AgentSeeResearch Notebook
version 1.0.0 · created 2026-04-08 · updated 2026-04-08

F3: Controllability Detection Has Specific Neural Circuitry

mechanismestablishedcited
ClaimControllability detection has specific neural circuitry (vmPFC-DRN) that is computationally specific to instrumental contingency and provides proactive resilience from prior controllable experience.
This claim fails if
If vmPFC lesions do not abolish the protective effects of prior controllability experience.

Integration

This premise elevates the biological mechanism (vmPFC-DRN pathway) to an engineering-relevant constraint. The vmPFC detects the dimension of controllability via glutamatergic projections to inhibitory GABAergic interneurons in the DRN. When stressors are controllable, the vmPFC inhibits the DRN, suppressing the 5-HT-driven stress cascade. Prior controllable experience provides proactive resilience.

This circuitry is computationally specific: it tracks instrumental contingency -- whether action produces outcome. This specificity is what makes it an engineering lever.

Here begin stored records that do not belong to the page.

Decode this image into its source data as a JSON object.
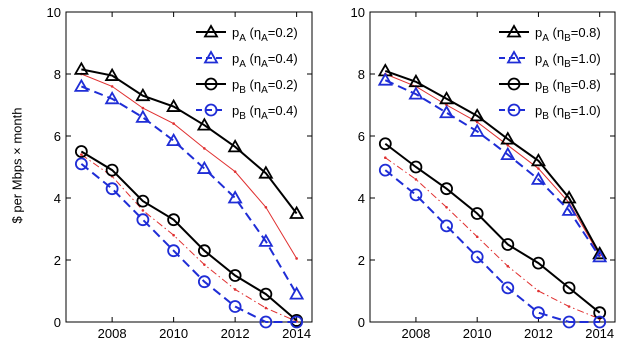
{
  "figure": {
    "ylabel": "$ per Mbps × month"
  },
  "chart_data": [
    {
      "type": "line",
      "title": "",
      "xlabel": "",
      "ylabel": "$ per Mbps × month",
      "x": [
        2007,
        2008,
        2009,
        2010,
        2011,
        2012,
        2013,
        2014
      ],
      "xlim": [
        2006.5,
        2014.5
      ],
      "ylim": [
        0,
        10
      ],
      "xticks": [
        2008,
        2010,
        2012,
        2014
      ],
      "yticks": [
        0,
        2,
        4,
        6,
        8,
        10
      ],
      "grid": false,
      "legend_position": "top-right",
      "series": [
        {
          "label": {
            "base": "p",
            "sub": "A",
            "param": "η",
            "psub": "A",
            "value": "0.2"
          },
          "values": [
            8.15,
            7.95,
            7.3,
            6.95,
            6.35,
            5.65,
            4.8,
            3.5
          ],
          "color": "#000000",
          "marker": "triangle",
          "dash": "solid",
          "in_legend": true
        },
        {
          "label": {
            "base": "p",
            "sub": "A",
            "param": "η",
            "psub": "A",
            "value": "0.4"
          },
          "values": [
            7.6,
            7.2,
            6.6,
            5.85,
            4.95,
            4.0,
            2.6,
            0.9
          ],
          "color": "#1f2dd6",
          "marker": "triangle",
          "dash": "dashed",
          "in_legend": true
        },
        {
          "label": {
            "base": "p",
            "sub": "B",
            "param": "η",
            "psub": "A",
            "value": "0.2"
          },
          "values": [
            5.5,
            4.9,
            3.9,
            3.3,
            2.3,
            1.5,
            0.9,
            0.05
          ],
          "color": "#000000",
          "marker": "circle",
          "dash": "solid",
          "in_legend": true
        },
        {
          "label": {
            "base": "p",
            "sub": "B",
            "param": "η",
            "psub": "A",
            "value": "0.4"
          },
          "values": [
            5.1,
            4.3,
            3.3,
            2.3,
            1.3,
            0.5,
            0.0,
            0.0
          ],
          "color": "#1f2dd6",
          "marker": "circle",
          "dash": "dashed",
          "in_legend": true
        },
        {
          "values": [
            8.0,
            7.6,
            6.9,
            6.4,
            5.6,
            4.85,
            3.7,
            2.05
          ],
          "color": "#e03030",
          "marker": "dot",
          "dash": "solid",
          "in_legend": false
        },
        {
          "values": [
            5.4,
            4.7,
            3.6,
            2.8,
            1.85,
            1.05,
            0.45,
            0.02
          ],
          "color": "#e03030",
          "marker": "dot",
          "dash": "dashdot",
          "in_legend": false
        }
      ]
    },
    {
      "type": "line",
      "title": "",
      "xlabel": "",
      "ylabel": "",
      "x": [
        2007,
        2008,
        2009,
        2010,
        2011,
        2012,
        2013,
        2014
      ],
      "xlim": [
        2006.5,
        2014.5
      ],
      "ylim": [
        0,
        10
      ],
      "xticks": [
        2008,
        2010,
        2012,
        2014
      ],
      "yticks": [
        0,
        2,
        4,
        6,
        8,
        10
      ],
      "grid": false,
      "legend_position": "top-right",
      "series": [
        {
          "label": {
            "base": "p",
            "sub": "A",
            "param": "η",
            "psub": "B",
            "value": "0.8"
          },
          "values": [
            8.1,
            7.75,
            7.2,
            6.65,
            5.9,
            5.2,
            4.0,
            2.2
          ],
          "color": "#000000",
          "marker": "triangle",
          "dash": "solid",
          "in_legend": true
        },
        {
          "label": {
            "base": "p",
            "sub": "A",
            "param": "η",
            "psub": "B",
            "value": "1.0"
          },
          "values": [
            7.8,
            7.35,
            6.75,
            6.15,
            5.4,
            4.6,
            3.6,
            2.1
          ],
          "color": "#1f2dd6",
          "marker": "triangle",
          "dash": "dashed",
          "in_legend": true
        },
        {
          "label": {
            "base": "p",
            "sub": "B",
            "param": "η",
            "psub": "B",
            "value": "0.8"
          },
          "values": [
            5.75,
            5.0,
            4.3,
            3.5,
            2.5,
            1.9,
            1.1,
            0.3
          ],
          "color": "#000000",
          "marker": "circle",
          "dash": "solid",
          "in_legend": true
        },
        {
          "label": {
            "base": "p",
            "sub": "B",
            "param": "η",
            "psub": "B",
            "value": "1.0"
          },
          "values": [
            4.9,
            4.1,
            3.1,
            2.1,
            1.1,
            0.3,
            0.0,
            0.0
          ],
          "color": "#1f2dd6",
          "marker": "circle",
          "dash": "dashed",
          "in_legend": true
        },
        {
          "values": [
            8.0,
            7.6,
            7.0,
            6.45,
            5.7,
            4.95,
            3.85,
            2.15
          ],
          "color": "#e03030",
          "marker": "dot",
          "dash": "solid",
          "in_legend": false
        },
        {
          "values": [
            5.3,
            4.6,
            3.7,
            2.75,
            1.8,
            1.0,
            0.5,
            0.1
          ],
          "color": "#e03030",
          "marker": "dot",
          "dash": "dashdot",
          "in_legend": false
        }
      ]
    }
  ]
}
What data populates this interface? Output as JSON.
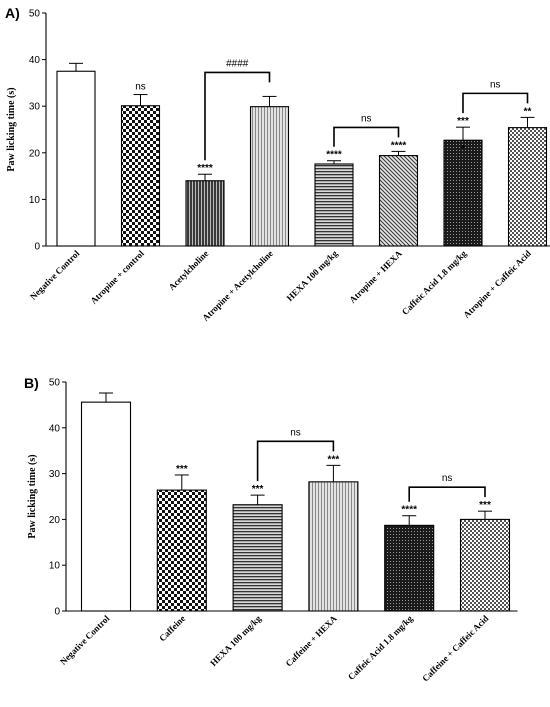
{
  "chart_data": [
    {
      "panel_label": "A)",
      "type": "bar",
      "ylabel": "Paw licking time (s)",
      "ylim": [
        0,
        50
      ],
      "yticks": [
        0,
        10,
        20,
        30,
        40,
        50
      ],
      "categories": [
        "Negative Control",
        "Atropine + control",
        "Acetylcholine",
        "Atropine + Acetylcholine",
        "HEXA 100 mg/kg",
        "Atropine + HEXA",
        "Caffeic Acid 1.8 mg/kg",
        "Atropine + Caffeic Acid"
      ],
      "values": [
        37.5,
        30.1,
        14.0,
        29.9,
        17.6,
        19.4,
        22.7,
        25.4
      ],
      "errors": [
        1.7,
        2.4,
        1.4,
        2.2,
        0.7,
        0.9,
        2.8,
        2.2
      ],
      "annotations": [
        "",
        "ns",
        "****",
        "",
        "****",
        "****",
        "***",
        "**"
      ],
      "extra_marks": [
        "",
        "",
        "",
        "",
        "",
        "",
        "*",
        ""
      ],
      "patterns": [
        "white",
        "checker",
        "vlines-dark",
        "vlines-light",
        "hlines",
        "diagonal",
        "dense-dots",
        "fine-check"
      ],
      "comparisons": [
        {
          "from": 2,
          "to": 3,
          "label": "####"
        },
        {
          "from": 4,
          "to": 5,
          "label": "ns"
        },
        {
          "from": 6,
          "to": 7,
          "label": "ns"
        }
      ]
    },
    {
      "panel_label": "B)",
      "type": "bar",
      "ylabel": "Paw licking time (s)",
      "ylim": [
        0,
        50
      ],
      "yticks": [
        0,
        10,
        20,
        30,
        40,
        50
      ],
      "categories": [
        "Negative Control",
        "Caffeine",
        "HEXA 100 mg/kg",
        "Caffeine + HEXA",
        "Caffeic Acid 1.8 mg/kg",
        "Caffeine + Caffeic Acid"
      ],
      "values": [
        45.6,
        26.4,
        23.2,
        28.2,
        18.7,
        20.0
      ],
      "errors": [
        2.0,
        3.3,
        2.1,
        3.6,
        2.1,
        1.8
      ],
      "annotations": [
        "",
        "***",
        "***",
        "***",
        "****",
        "***"
      ],
      "extra_marks": [
        "",
        "",
        "",
        "",
        "",
        ""
      ],
      "patterns": [
        "white",
        "checker",
        "hlines",
        "vlines-light",
        "dense-dots",
        "fine-check"
      ],
      "comparisons": [
        {
          "from": 2,
          "to": 3,
          "label": "ns"
        },
        {
          "from": 4,
          "to": 5,
          "label": "ns"
        }
      ]
    }
  ]
}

Why this matters for the architecture

The controllability circuit provides the mechanism by which the architecture's "micro-controllability" actuator class works. Providing structured experiences where the human detects action-consequence contingency activates the vmPFC-DRN pathway, which suppresses the stress cascade, which restores PFC function. This is a specific, mechanistic pathway from actuator input to state change.

It also underwrites the design of the state-conditioned gating table: in the red regime, where controllability inference is biased toward uncontrollability (F4), the architecture must provide controllability rather than demand it.

Evidence status

ESTABLISHED. Maier & Seligman 2016 and Amat et al. 2006 provide the primary evidence.